Skanska USA Civil Southeast, Inc. was awarded the $150-million contract to design and build the new Indian River Inlet Bridge which was constructed between July 2008 and January 2012.
The bridge is 2,600 feet long, and is supported by four 249-foot-tall pylon towers. The bridge roadway in each direction consists of two 12-foot-wide travel lanes, a 10-foot-wide outside shoulder, and a 4-foot- wide inside shoulder. Additionally, a 12-foot-wide sidewalk can be accessed from the ocean side of the bridge.
Construction consisted of:
- Pile driving - This underground support system consists of 293 concrete piles. Each pile is 36 x 36 inches square and averages 100 feet in length. These piles support the pylons, approach piers, and bridge abutments.
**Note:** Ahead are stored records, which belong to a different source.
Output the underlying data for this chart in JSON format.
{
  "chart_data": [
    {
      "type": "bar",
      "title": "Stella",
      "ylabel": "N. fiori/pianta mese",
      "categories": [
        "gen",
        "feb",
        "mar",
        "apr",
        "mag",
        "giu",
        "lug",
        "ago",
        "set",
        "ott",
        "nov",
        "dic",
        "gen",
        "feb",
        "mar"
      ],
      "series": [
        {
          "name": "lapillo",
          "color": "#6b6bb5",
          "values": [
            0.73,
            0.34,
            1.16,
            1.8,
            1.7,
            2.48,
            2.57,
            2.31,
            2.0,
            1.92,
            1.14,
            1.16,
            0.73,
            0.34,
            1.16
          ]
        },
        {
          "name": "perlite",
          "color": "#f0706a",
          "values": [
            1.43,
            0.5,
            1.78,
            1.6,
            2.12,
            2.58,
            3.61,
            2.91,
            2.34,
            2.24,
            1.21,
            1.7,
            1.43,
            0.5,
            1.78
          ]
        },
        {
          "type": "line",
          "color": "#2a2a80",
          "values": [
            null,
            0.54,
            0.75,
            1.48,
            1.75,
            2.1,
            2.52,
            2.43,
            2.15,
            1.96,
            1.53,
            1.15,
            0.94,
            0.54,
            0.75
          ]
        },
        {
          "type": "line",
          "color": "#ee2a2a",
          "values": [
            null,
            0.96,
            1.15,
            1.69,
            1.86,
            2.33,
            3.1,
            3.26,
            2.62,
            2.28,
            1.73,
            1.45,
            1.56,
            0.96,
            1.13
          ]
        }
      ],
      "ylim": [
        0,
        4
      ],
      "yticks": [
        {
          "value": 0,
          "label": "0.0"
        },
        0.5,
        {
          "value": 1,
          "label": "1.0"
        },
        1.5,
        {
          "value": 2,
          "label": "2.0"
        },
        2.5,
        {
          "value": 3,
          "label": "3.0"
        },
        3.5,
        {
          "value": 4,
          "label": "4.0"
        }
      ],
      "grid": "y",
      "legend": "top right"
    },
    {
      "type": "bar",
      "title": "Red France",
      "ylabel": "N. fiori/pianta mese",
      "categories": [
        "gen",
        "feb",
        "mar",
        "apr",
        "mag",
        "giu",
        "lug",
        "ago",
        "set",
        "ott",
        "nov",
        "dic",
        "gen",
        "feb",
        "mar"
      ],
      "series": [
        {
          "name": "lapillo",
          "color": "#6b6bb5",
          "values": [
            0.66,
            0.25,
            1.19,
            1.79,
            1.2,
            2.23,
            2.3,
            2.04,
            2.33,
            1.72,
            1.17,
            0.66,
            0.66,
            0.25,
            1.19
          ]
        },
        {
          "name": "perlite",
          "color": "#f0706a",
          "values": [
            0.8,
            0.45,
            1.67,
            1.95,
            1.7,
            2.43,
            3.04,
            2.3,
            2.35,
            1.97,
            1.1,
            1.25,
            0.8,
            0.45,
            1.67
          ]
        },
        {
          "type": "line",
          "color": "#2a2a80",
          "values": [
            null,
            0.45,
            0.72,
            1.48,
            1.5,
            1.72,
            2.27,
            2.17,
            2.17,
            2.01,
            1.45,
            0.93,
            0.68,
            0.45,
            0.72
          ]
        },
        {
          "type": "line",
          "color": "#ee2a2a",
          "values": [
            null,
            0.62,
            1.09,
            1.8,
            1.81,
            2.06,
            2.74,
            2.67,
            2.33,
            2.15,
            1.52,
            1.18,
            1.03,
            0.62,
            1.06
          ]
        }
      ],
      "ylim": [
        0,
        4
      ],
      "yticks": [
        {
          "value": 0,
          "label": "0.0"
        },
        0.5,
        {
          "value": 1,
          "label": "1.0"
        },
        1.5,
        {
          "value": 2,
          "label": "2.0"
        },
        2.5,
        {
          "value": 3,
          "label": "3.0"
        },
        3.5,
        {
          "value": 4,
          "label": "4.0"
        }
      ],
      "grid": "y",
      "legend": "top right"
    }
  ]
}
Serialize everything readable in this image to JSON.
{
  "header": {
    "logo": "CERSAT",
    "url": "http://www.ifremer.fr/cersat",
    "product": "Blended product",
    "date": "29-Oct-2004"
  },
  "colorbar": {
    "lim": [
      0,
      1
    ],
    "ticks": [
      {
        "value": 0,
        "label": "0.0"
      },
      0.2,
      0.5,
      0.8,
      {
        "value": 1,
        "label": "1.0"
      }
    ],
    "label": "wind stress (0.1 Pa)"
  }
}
- Footer pours - Concrete footers were poured in place with each footer supporting the columns or pylons above them. Each of the four largest footers is 10 feet tall and is comprised of over 1000 cubic yards of concrete.
- Pylon erection - Each of the four pylons stands 249 feet tall and is hollow inside. The walls of the pylons vary from 18 to 30 inches in diameter.
- Falsework - This temporary steel-support-structure permitted the bridge deck to be built over land concurrent with pylon construction. Once stay cables were installed, the falsework supports were removed.
- Stay-cable installation - Over 3 million linear-feet, or 567 miles of cable strand was installed making up the 152 individual stay-cables.
- Form traveler - Two 300-ton temporary structures were used to construct the bridge deck over the inlet.